22: How to Build a Sailboat

22: How to Build a Sailboat

From Chicken Soup for the Soul: Thanks Dad

How to Build a Sailboat

There’s a long, long trail a-winding into the land of my dreams.

~Stoddard King, Jr.

When I was young, a few books were neatly stacked on the end table in our family room. One of those, about how to build a sailboat, always intrigued me. Its glossy photos of sleek craft cutting through turquoise water spoke of adventure. The step-by-step guidelines were written to convince readers like myself that building such a boat was as easy as following the directions on the back of a cake mix box. Yet I always opened that book with the same sense of puzzlement. My mom had given it to my dad for his birthday one year, and I guess the implication was that he wanted to build one. The puzzle was my mom thinking that dad would ever do it.

My dad was handy, no question. But growing up, he and my grandpa owned three department stores in our small town and the surrounding communities, and he worked Monday through Saturday every week that I could remember. On most evenings, he set up his bookkeeping at the kitchen table. Sunday was his only free day, and usually involved yard work or upkeep on our house, the three store buildings, or, as they aged, my grandmothers’ houses. He built many practical things over the years — cabinets, shelves, a playhouse — but never a sailboat. I concluded, as I flipped the pages in that book, that though my dad dreamed of building such a masterpiece, he just wasn’t in a position to act on his dreams.

Dreams, I was sure, were things that one attained in the short term. I dreamed of a new bike, getting my braces off, or making the cheerleading team. My idea of a “long-term” dream back then was getting my ears pierced when I turned fifteen. It didn’t occur to me that dreams could, or should, lurk for very long.

As malls and new highways were built in our rural communities and people found it easier to leave town to shop, my father’s stores struggled. With my grandfather gone, my dad worked harder to keep it all together. Though Dad never let on, I’m sure his dreams at the time concentrated on just making payroll. Swept up in my own world of proms, graduation and college classes, I barely noticed that his fifty-hour weeks had increased to eighty.

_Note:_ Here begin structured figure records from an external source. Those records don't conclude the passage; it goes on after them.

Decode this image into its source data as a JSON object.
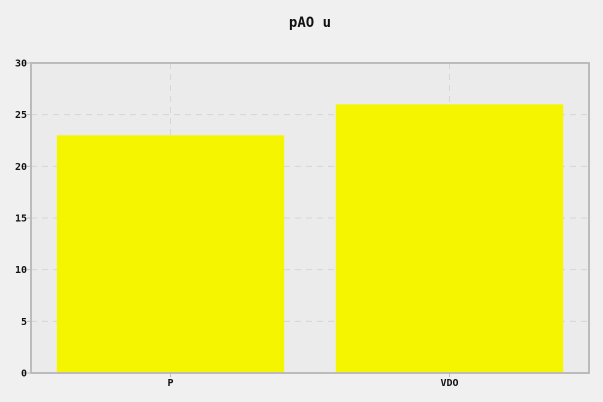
{
  "chart_data": {
    "type": "bar",
    "title": "pAO u",
    "xlabel": "",
    "ylabel": "",
    "categories": [
      "P",
      "VDO"
    ],
    "values": [
      23,
      26
    ],
    "ylim": [
      0,
      30
    ],
    "yticks": [
      0,
      5,
      10,
      15,
      20,
      25,
      30
    ],
    "grid": true,
    "legend": "none",
    "colors": {
      "bar": "#f5f500",
      "plot_background": "#ebebeb",
      "page_background": "#f0f0f0",
      "grid": "#d6d6d6",
      "frame": "#bbbbbb"
    }
  }
}
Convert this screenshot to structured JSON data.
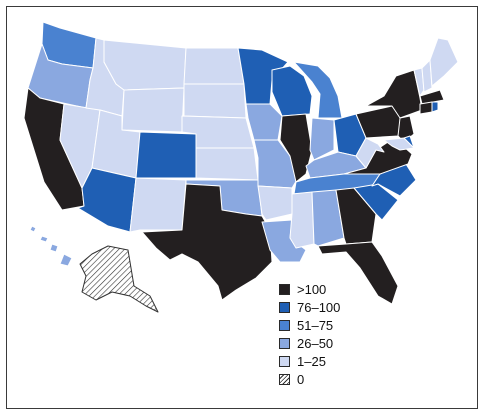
{
  "legend": {
    "items": [
      {
        "label": ">100",
        "color": "#231f20"
      },
      {
        "label": "76–100",
        "color": "#1f5fb4"
      },
      {
        "label": "51–75",
        "color": "#4a82d0"
      },
      {
        "label": "26–50",
        "color": "#8aa8e0"
      },
      {
        "label": "1–25",
        "color": "#cfd9f2"
      },
      {
        "label": "0",
        "color": "hatched"
      }
    ]
  },
  "map": {
    "border_color": "#ffffff",
    "ak_value": "0"
  }
}
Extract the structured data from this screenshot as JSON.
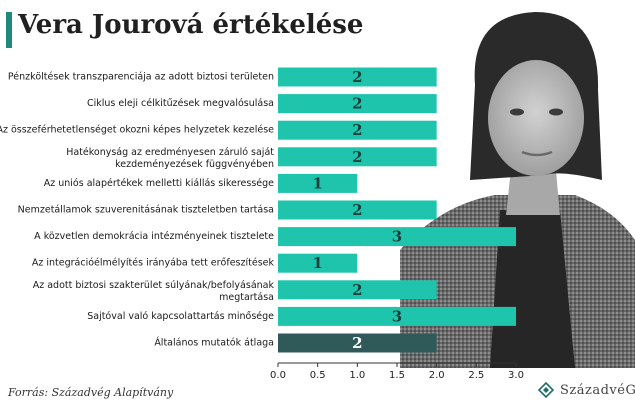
{
  "header": {
    "title": "Vera Jourová értékelése"
  },
  "footer": {
    "source": "Forrás: Századvég Alapítvány",
    "brand": "SzázadvéG"
  },
  "colors": {
    "accent": "#1fc4ad",
    "highlight": "#2f5a59",
    "title_bar": "#1f8a7c",
    "value_text": "#1d3f3a"
  },
  "chart_data": {
    "type": "bar",
    "orientation": "horizontal",
    "categories": [
      "Pénzköltések transzparenciája az adott biztosi területen",
      "Ciklus eleji célkitűzések megvalósulása",
      "Az összeférhetetlenséget okozni képes helyzetek kezelése",
      "Hatékonyság az eredményesen záruló saját kezdeményezések függvényében",
      "Az uniós alapértékek melletti kiállás sikeressége",
      "Nemzetállamok szuverenitásának tiszteletben tartása",
      "A közvetlen demokrácia intézményeinek tisztelete",
      "Az integrációélmélyítés irányába tett erőfeszítések",
      "Az adott biztosi szakterület súlyának/befolyásának megtartása",
      "Sajtóval való kapcsolattartás minősége",
      "Általános mutatók átlaga"
    ],
    "values": [
      2,
      2,
      2,
      2,
      1,
      2,
      3,
      1,
      2,
      3,
      2
    ],
    "value_labels": [
      "2",
      "2",
      "2",
      "2",
      "1",
      "2",
      "3",
      "1",
      "2",
      "3",
      "2"
    ],
    "highlighted_index": 10,
    "xlim": [
      0,
      3
    ],
    "xticks": [
      "0.0",
      "0.5",
      "1.0",
      "1.5",
      "2.0",
      "2.5",
      "3.0"
    ],
    "grid": false
  }
}
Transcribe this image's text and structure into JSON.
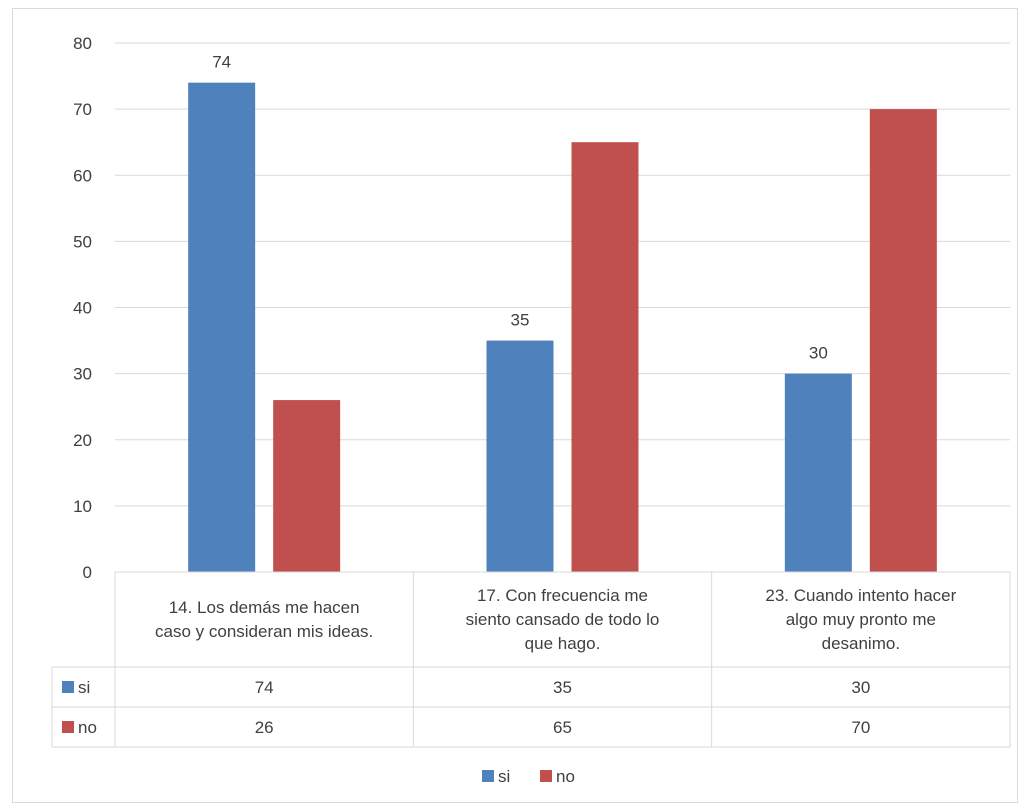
{
  "chart_data": {
    "type": "bar",
    "categories": [
      [
        "14. Los demás me hacen",
        "caso y consideran mis ideas."
      ],
      [
        "17. Con frecuencia me",
        "siento cansado de todo lo",
        "que hago."
      ],
      [
        "23. Cuando intento hacer",
        "algo muy pronto me",
        "desanimo."
      ]
    ],
    "series": [
      {
        "name": "si",
        "values": [
          74,
          35,
          30
        ],
        "color": "#4f81bd",
        "data_labels": [
          74,
          35,
          30
        ]
      },
      {
        "name": "no",
        "values": [
          26,
          65,
          70
        ],
        "color": "#c0504d",
        "data_labels": []
      }
    ],
    "ylim": [
      0,
      80
    ],
    "yticks": [
      0,
      10,
      20,
      30,
      40,
      50,
      60,
      70,
      80
    ],
    "grid": true,
    "data_table": true,
    "legend_position": "bottom"
  }
}
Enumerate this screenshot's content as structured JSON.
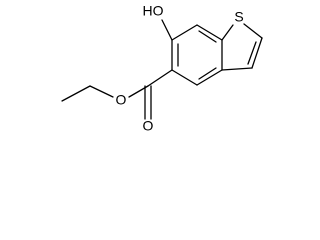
{
  "atoms": [
    {
      "label": "HO"
    },
    {
      "label": "S"
    },
    {
      "label": "O"
    },
    {
      "label": "O"
    }
  ]
}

As a married adult, I began to learn that some dreams, like saving for our first house, take time. About this time my dad announced that he was selling the stores and retiring. Looking back, I wonder why I was surprised. Preoccupied with my own life, I guess I hadn’t noticed it had gotten that hard. “Dad,” I remember asking with concern, “what will you do?” Now it was his turn to be surprised. Didn’t I realize, he asked me, that there were so many things he’d just been waiting to do?

Dad dusted off those many dreams, prioritized a list, and never looked back. He’s learned to scuba dive, has built local renown for his duck decoy carvings, hammered for Habitat for Humanity and recently ran as the only fifty-year graduate in the 5K Alumni race at his alma mater. He and Mom have traveled the world, taught English as a Second Language to new Americans and welcomed six grandchildren into the world.

It turns out that Dad knew a lot about dreams. He knew that sometimes, like it or not, they are shelved for the rigors of life. He taught me that as long as you have the courage to pull them back out, they can be as glossy and vibrant as ever. Dad never did build that sailboat. He swapped that dream for a more practical option in the landlocked Midwest, and got his pilot’s license the year after he retired. He is now putting the finishing touches on a Starduster II bi-plane he has built from a starter pile of metal. I learned many things from my dad, but one of the most powerful has been the hope and happiness of reaching for life’s dreams — even if they take time to build.